The objective of the focus group sessions was to generate discussion on valuation of recommended care. An experienced moderator facilitated the focus groups. The funnel approach, going from general to specific questions, was used to generate discussion.25 After briefly describing follow-up care, participants were asked “In your opinion, do cancer survivors value follow-up visits?” Focus group script (follow-up care description, question, and probes) relating to value of follow-up care and WTP questions are presented in Supplementary Appendix (Supplementary Appendix are available online at www.liebertpub.com/jayao). Focus groups were recorded and transcribed verbatim.
Measures
The survey included questions on demographics (e.g., age at study, sex, and annual household income pre-tax) and cancer (e.g., age at diagnosis). Survivors were also asked to rate their general health by asking: “In general, would you say your health is excellent, very good, good, fair, or poor?” Response to this question was coded in a binary fashion, that is, excellent or very good versus good or fair (none of the survivors rated their health as poor). The survey also asked survivors when did they have their most recent routine check-up related to their cancer or cancer treatment (response: <3 months ago, 3–6 months ago, 6–12 months ago, 1–2 years ago, 2–5 years ago, or never).
The WTP questions were structured to elicit participants' WTP for annual visits with their treatment doctor for the next 5 years. Participants responded to two scenarios sequentially—a one-time annual payment scenario followed by a monthly payment scenario. Before responding, participants were instructed to assume that their insurance would not cover the visits (see Supplementary Appendix), and to consider their budget, to mitigate overstatement of WTP.26–29 In both payment scenarios, the first question asked respondents whether they would pay a dollar amount (the bid amount) for annual visits. If a respondent agreed to pay the first bid, they were directed to a follow-up question that asked if they were willing to pay double the original bid amount. Conversely, if a respondent was not willing to pay the first bid, they were directed to a follow-up question that presented half the original bid amount (this is called a double-bounded format).30–32 Each respondent received annual and monthly bids sequentially, where the monthly bid was 1/12th of the annual bid. Three annual bid amounts were randomized across AYA cancer survivors who participated in our focus groups and phone interviews: $120, $240, and $480. The corresponding monthly bids for these annual amounts were $10, $20, and $40. Consider an example here—if a respondent received $120 as the annual bid, the monthly bid was $10. The annual bid amounts were determined using the average cost for an office visit (approximately $300) at the Pediatric Cancer Late Effects Clinic at the Huntsman Cancer Institute, (Salt Lake City, UT), as a benchmark.

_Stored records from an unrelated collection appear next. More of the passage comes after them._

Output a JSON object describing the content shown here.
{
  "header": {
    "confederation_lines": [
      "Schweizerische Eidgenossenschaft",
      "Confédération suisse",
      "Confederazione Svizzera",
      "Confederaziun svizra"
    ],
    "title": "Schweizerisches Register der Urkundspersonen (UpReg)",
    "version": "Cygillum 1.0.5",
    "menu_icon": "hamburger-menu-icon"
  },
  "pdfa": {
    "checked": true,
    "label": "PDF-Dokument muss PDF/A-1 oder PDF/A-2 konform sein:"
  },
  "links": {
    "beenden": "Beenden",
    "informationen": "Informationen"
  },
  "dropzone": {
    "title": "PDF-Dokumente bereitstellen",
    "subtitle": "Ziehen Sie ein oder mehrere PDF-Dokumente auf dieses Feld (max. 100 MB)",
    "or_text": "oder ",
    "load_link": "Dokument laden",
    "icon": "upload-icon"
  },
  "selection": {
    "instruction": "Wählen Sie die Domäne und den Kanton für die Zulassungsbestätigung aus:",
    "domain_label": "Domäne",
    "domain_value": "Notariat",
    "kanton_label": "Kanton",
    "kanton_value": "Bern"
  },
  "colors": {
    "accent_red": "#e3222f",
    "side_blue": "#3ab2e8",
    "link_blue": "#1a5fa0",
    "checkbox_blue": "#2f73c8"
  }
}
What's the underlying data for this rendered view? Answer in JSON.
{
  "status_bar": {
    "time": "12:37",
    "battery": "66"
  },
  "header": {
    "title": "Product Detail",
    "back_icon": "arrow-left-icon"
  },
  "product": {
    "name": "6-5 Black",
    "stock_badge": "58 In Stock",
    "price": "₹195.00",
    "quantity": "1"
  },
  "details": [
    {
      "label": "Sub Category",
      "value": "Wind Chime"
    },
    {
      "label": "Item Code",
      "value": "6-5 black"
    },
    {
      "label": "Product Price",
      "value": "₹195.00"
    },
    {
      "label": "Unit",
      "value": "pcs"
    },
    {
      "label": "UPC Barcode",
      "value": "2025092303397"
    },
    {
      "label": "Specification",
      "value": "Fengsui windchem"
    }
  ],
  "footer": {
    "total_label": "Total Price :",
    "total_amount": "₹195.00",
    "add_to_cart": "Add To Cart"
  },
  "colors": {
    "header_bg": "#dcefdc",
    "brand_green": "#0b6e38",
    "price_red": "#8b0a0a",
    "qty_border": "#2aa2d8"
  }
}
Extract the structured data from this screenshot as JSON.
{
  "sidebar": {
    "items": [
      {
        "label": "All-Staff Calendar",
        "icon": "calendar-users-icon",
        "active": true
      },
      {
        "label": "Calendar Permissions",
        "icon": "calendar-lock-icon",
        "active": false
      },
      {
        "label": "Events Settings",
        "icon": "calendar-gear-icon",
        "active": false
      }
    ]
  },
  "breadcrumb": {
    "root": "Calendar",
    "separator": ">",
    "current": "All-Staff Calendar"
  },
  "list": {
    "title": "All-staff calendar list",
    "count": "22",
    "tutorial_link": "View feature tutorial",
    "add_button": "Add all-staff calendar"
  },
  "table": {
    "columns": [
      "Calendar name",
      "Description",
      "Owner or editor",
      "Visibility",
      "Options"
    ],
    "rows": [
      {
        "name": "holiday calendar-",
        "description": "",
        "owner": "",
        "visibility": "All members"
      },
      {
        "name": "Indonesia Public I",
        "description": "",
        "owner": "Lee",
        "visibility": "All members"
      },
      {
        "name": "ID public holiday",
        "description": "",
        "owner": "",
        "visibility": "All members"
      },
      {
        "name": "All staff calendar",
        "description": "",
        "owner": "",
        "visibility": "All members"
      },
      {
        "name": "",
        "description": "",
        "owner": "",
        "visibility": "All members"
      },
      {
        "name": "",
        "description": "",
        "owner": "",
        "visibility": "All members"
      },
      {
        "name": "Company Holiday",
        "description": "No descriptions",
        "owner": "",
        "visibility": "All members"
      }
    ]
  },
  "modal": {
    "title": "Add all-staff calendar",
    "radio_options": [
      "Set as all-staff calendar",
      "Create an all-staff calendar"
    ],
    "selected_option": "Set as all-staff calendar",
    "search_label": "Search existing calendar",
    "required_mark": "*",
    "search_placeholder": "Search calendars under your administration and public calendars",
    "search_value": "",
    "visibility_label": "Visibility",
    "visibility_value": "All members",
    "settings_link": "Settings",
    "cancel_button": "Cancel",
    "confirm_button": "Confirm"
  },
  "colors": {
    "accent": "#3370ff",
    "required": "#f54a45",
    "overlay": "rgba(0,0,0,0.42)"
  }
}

Finally, an open-ended question asked respondents to write down the most important reason that influenced their WTP decisions.
Qualitative analysis
All six focus group discussions were transcribed and then coded in NVivo Version 10. The first focus group transcript was reviewed by a researcher (S.K.) who created a coding scheme using conventional content analysis to generate a thematic structure.33 This coding scheme was discussed with two other members of the team (E.R.Z., R.R.S.) and revised. The first transcript was then consensus coded by the three researchers using the revised coding scheme. Edits were made to the scheme based on the outcomes of the first coding. The remaining five focus group transcripts were coded independently by two researchers (E.R.Z. and R.R.S., percent agreement = 97.8%) with discrepancies resolved as a group.
Statistical analysis
Summary statistics of survivor demographics (sex, age at study, age at diagnosis, marital status, and annual household income) and health-related (general physical health: excellent/ very good vs. good/fair, and number of days during the previous 30 days when survivor's physical health was not good) characteristics were computed. We also summarized information on the most recent visit to doctor's office related to their cancer or cancer treatment.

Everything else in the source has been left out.